Stanton Street CSA

Summer Share Details

There are four share options available to our members during the summer season: vegetables, fruit, eggs, and flowers. Most of our members start with a veggie share and build from there, but feel free to order any combination of the following.

VEGETABLES – $460

Starts on Thursday, June 18th and lasts 22 weeks.

Each year Ted grows 10 to 15 acres of organic vegetables for his CSA shareholders, offering the widest possible assortment of vegetables. We’ll get salad greens and cooking greens, herbs, an assortment of roots, bulbs and tubers, and seasonal vegetables, including tomatoes, squashes, cucumbers, peppers, melons, and eggplant. We’ll have peas in the spring, beans in the summer, and sweet corn every other week from mid July through mid September. And we’ll have a wide variety of unusual vegetables that come in smaller quantities. Ted does a very good job of growing an array of produce, while the whims of nature do a similarly good job of keeping us all guessing as to which veggies will be ripe when, and in what quantities. The key to enjoying a CSA’s bounty: flexible expectations!

FRUIT – $140

Starts on Thursday, June 18th and lasts 20 weeks.

The fruit share has become quite popular and consists of fresh, local fruit, typically beginning in the early summer with strawberries, cherries, blueberries and raspberries, progressing in mid summer to include peaches, plums, nectarines and apricots, and concluding in the fall with assorted apples, pears, cider and often a jar of something from the pantry. Please note that while all of the fruit comes from very dedicated fruit farmers located in the upper Hudson Valley, only the berries are grown organically. The other fruit is produced using IPM or low-spray practices. As organic fruit becomes more available, we’ll make sure to include it in the fruit share.

EGGS – $53/half doz, $99/doz, $190/two doz

Starts on Thursday, June 18th and lasts 22 weeks.

Windflower Farm’s neighbors Bob and Mary Pratt at Elihu Farm are offering their eggs to us again this summer season. Their hens live a natural life, eating locally mixed grain, with minerals and vitamins, while foraging for clover, seeds, bugs and worms. They receive no antibiotics or other medications. They graze out in the fields for three seasons in a movable shelter (called a ChickInn), surrounded by movable fencing. They go inside the shelter at night, for protection from predators.

Eggs from pastured chickens are known to be higher in vitamins A and E and in Omega-3 fatty acids, as compared with eggs from conventionally raised chickens. We are happy to offer this bounty to you—large eggs with thick whites, rich orange yolks, strong shells, and wonderful flavor.

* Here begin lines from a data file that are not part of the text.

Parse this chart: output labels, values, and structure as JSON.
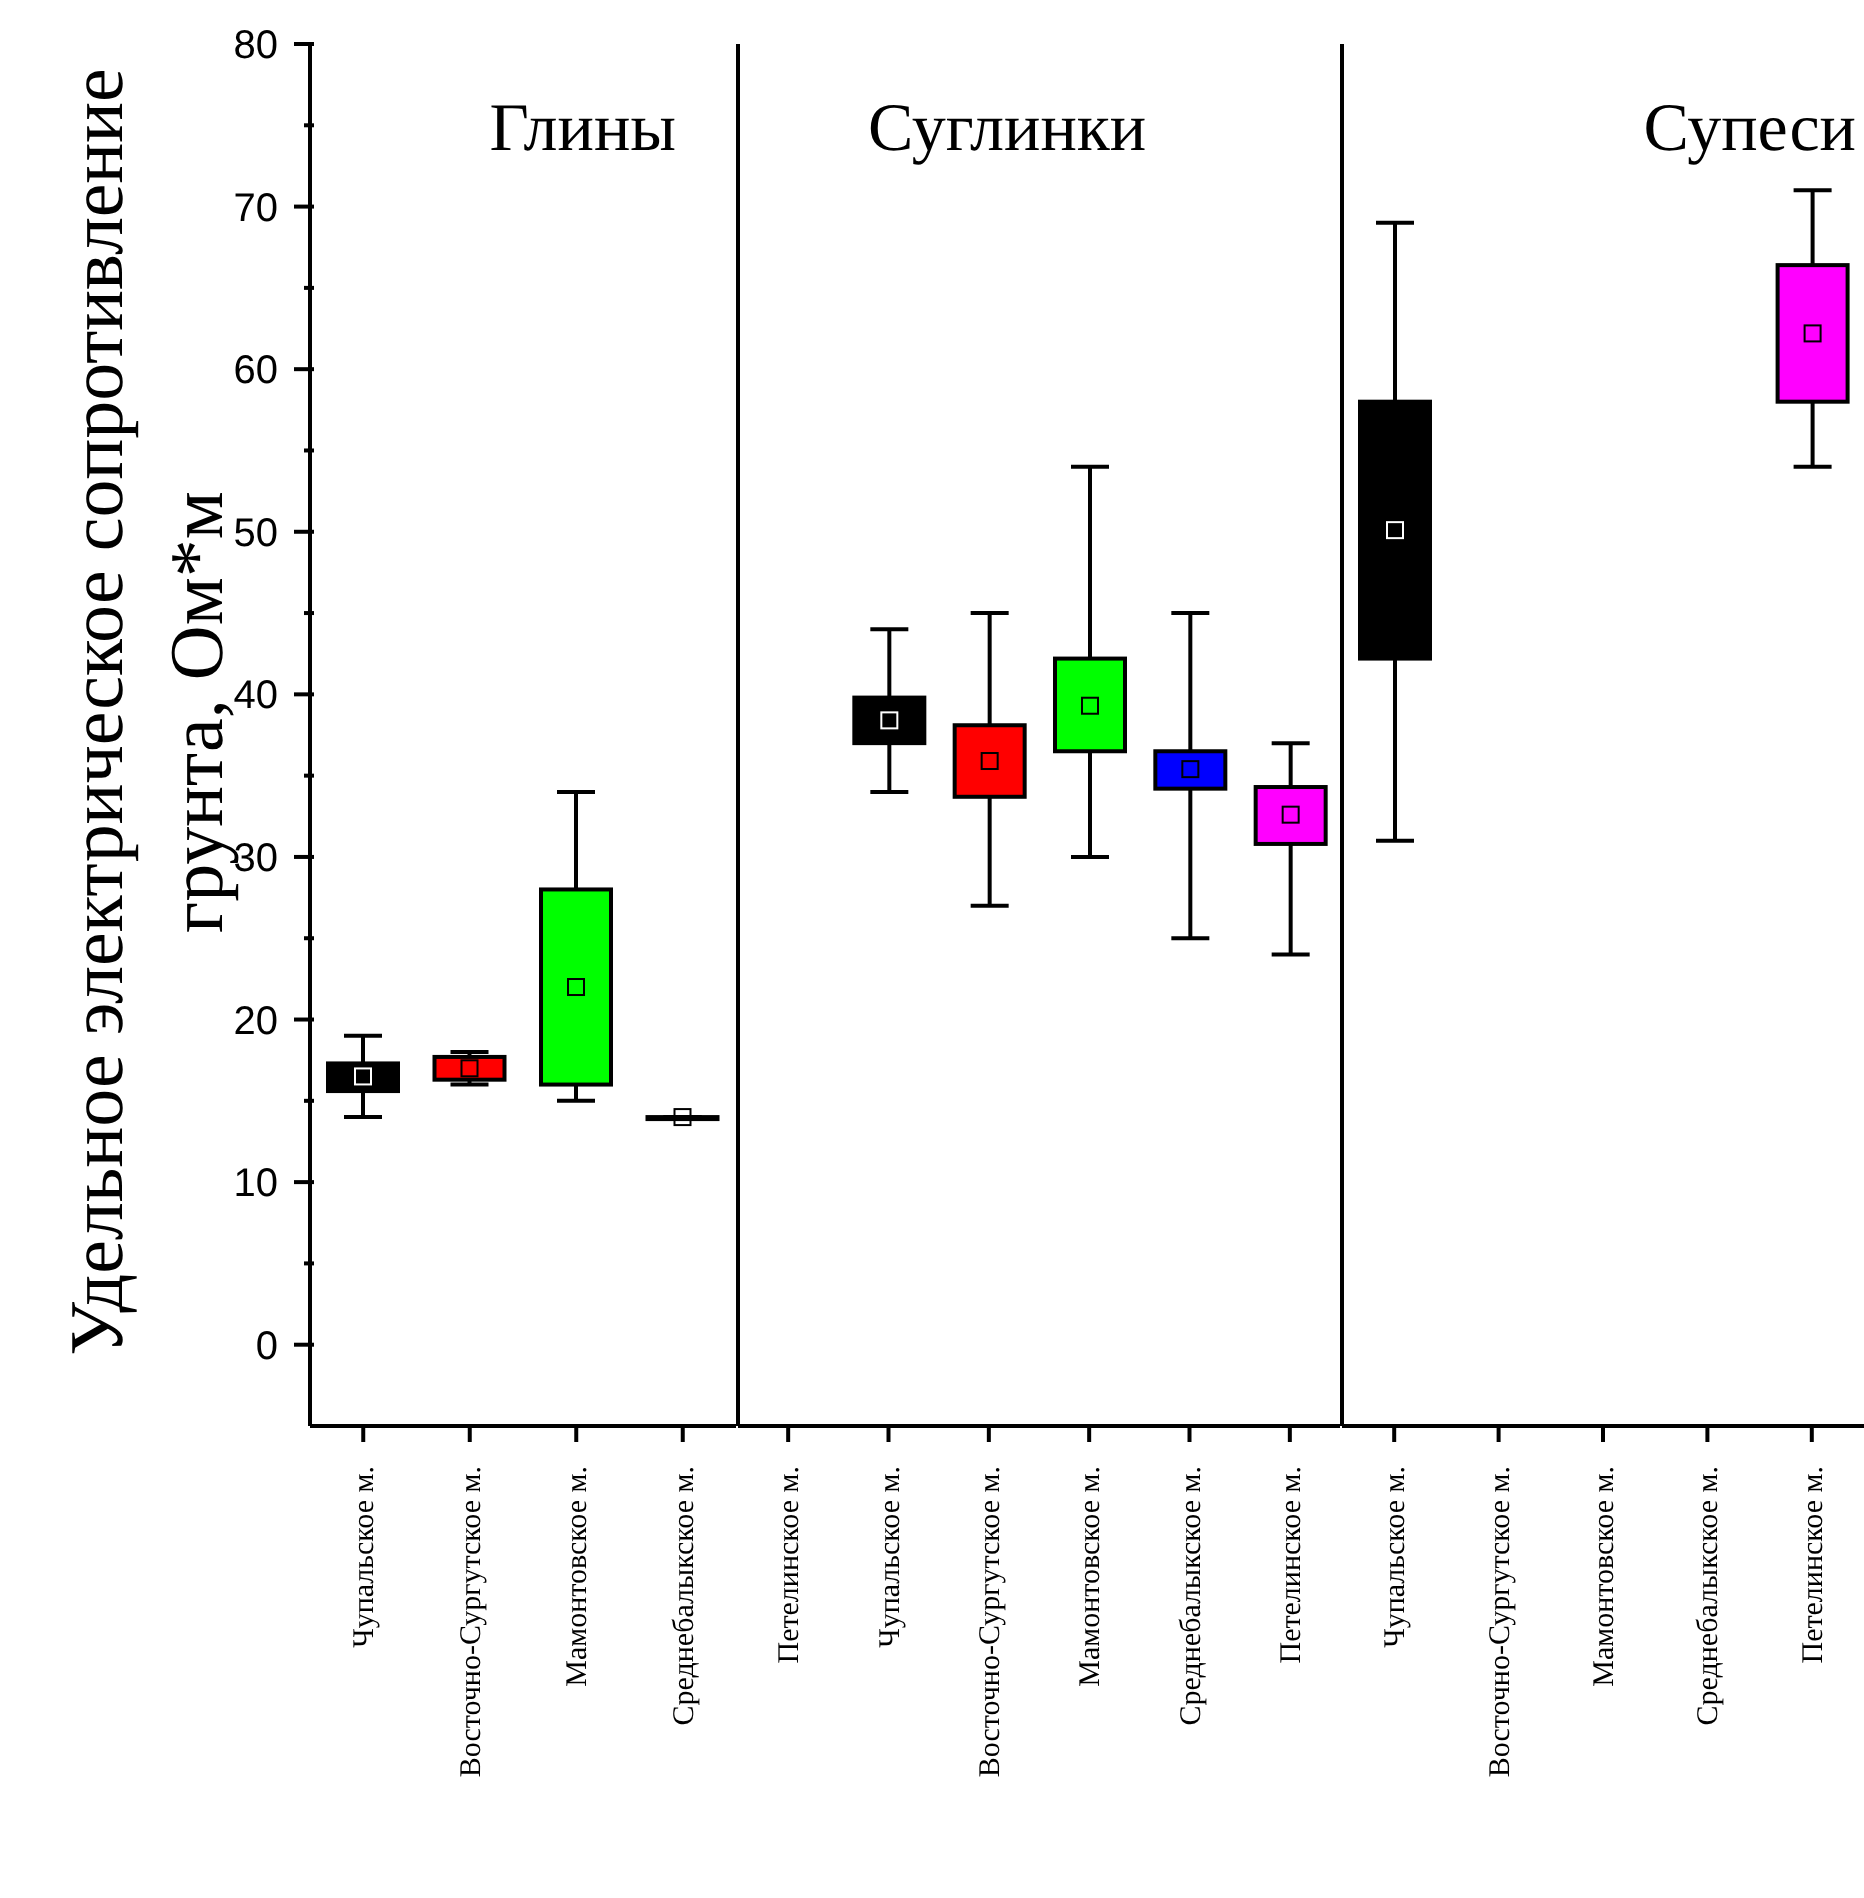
{
  "chart_data": [
    {
      "type": "box",
      "title": "Глины",
      "ylabel": "Удельное электрическое сопротивление грунта, Ом*м",
      "categories": [
        "Чупальское м.",
        "Восточно-Сургутское м.",
        "Мамонтовское м.",
        "Среднебалыкское м."
      ],
      "colors": [
        "#000000",
        "#ff0000",
        "#00ff00",
        "#0000ff"
      ],
      "boxes": [
        {
          "low": 14,
          "q1": 15.6,
          "q3": 17.3,
          "high": 19,
          "mean": 16.5
        },
        {
          "low": 16,
          "q1": 16.3,
          "q3": 17.7,
          "high": 18,
          "mean": 17
        },
        {
          "low": 15,
          "q1": 16,
          "q3": 28,
          "high": 34,
          "mean": 22
        },
        {
          "low": 14,
          "q1": 14,
          "q3": 14,
          "high": 14,
          "mean": 14
        }
      ],
      "ylim": [
        -5,
        80
      ],
      "yticks": [
        0,
        {
          "value": 5,
          "label": null
        },
        10,
        {
          "value": 15,
          "label": null
        },
        20,
        {
          "value": 25,
          "label": null
        },
        30,
        {
          "value": 35,
          "label": null
        },
        40,
        {
          "value": 45,
          "label": null
        },
        50,
        {
          "value": 55,
          "label": null
        },
        60,
        {
          "value": 65,
          "label": null
        },
        70,
        {
          "value": 75,
          "label": null
        },
        80
      ]
    },
    {
      "type": "box",
      "title": "Суглинки",
      "categories": [
        "Петелинское м.",
        "Чупальское м.",
        "Восточно-Сургутское м.",
        "Мамонтовское м.",
        "Среднебалыкское м.",
        "Петелинское м."
      ],
      "colors": [
        null,
        "#000000",
        "#ff0000",
        "#00ff00",
        "#0000ff",
        "#ff00ff"
      ],
      "boxes": [
        null,
        {
          "low": 34,
          "q1": 37,
          "q3": 39.8,
          "high": 44,
          "mean": 38.4
        },
        {
          "low": 27,
          "q1": 33.7,
          "q3": 38.1,
          "high": 45,
          "mean": 35.9
        },
        {
          "low": 30,
          "q1": 36.5,
          "q3": 42.2,
          "high": 54,
          "mean": 39.3
        },
        {
          "low": 25,
          "q1": 34.2,
          "q3": 36.5,
          "high": 45,
          "mean": 35.4
        },
        {
          "low": 24,
          "q1": 30.8,
          "q3": 34.3,
          "high": 37,
          "mean": 32.6
        }
      ],
      "ylim": [
        -5,
        80
      ],
      "tick_labels": "x"
    },
    {
      "type": "box",
      "title": "Супеси",
      "categories": [
        "Чупальское м.",
        "Восточно-Сургутское м.",
        "Мамонтовское м.",
        "Среднебалыкское м.",
        "Петелинское м."
      ],
      "colors": [
        "#000000",
        null,
        null,
        null,
        "#ff00ff"
      ],
      "boxes": [
        {
          "low": 31,
          "q1": 42.2,
          "q3": 58,
          "high": 69,
          "mean": 50.1
        },
        null,
        null,
        null,
        {
          "low": 54,
          "q1": 58,
          "q3": 66.4,
          "high": 71,
          "mean": 62.2
        }
      ],
      "ylim": [
        -5,
        80
      ],
      "tick_labels": "x"
    }
  ]
}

Elihu Farm in southern Washington County will always be a farm because the Pratts have protected most of their land from development by donating an easement to the Agricultural Stewardship Association. Their peaceful marsh will always shelter birds and flowers and frogs, because it’s now part of the Federal Wetlands Reserve.

FLOWERS – $120

Starts either on Thursday, June 25th and lasts 10 weeks.

Our flower share consists of beautiful, organically grown, fresh cut flowers. You’ll receive your first bunch in late July. Some weeks you’ll receive arrangements made from a variety of flowers, other weeks you’ll have large bunches of a single variety to choose from. Ted’s wife Jan grows more than thirty varieties of cut flowers, selecting them for their beautiful colors, fragrance, and long-lasting qualities.

Your first bouquets might have spice-scented stock, campanula (a beautiful deep blue, bell-shaped flower) and Bells of Ireland, with its wonderful light green foliage. Next, you’ll receive sweet peas, snapdragon spikes, godetia, sweet William, lavatera, larkspur and brightly colored Asiatic lilies. In the heat of the summer, your distributions will include China asters, rose-like lisianthus, sunflowers, rudbeckia, dahlia-flowered zinnias and celosia.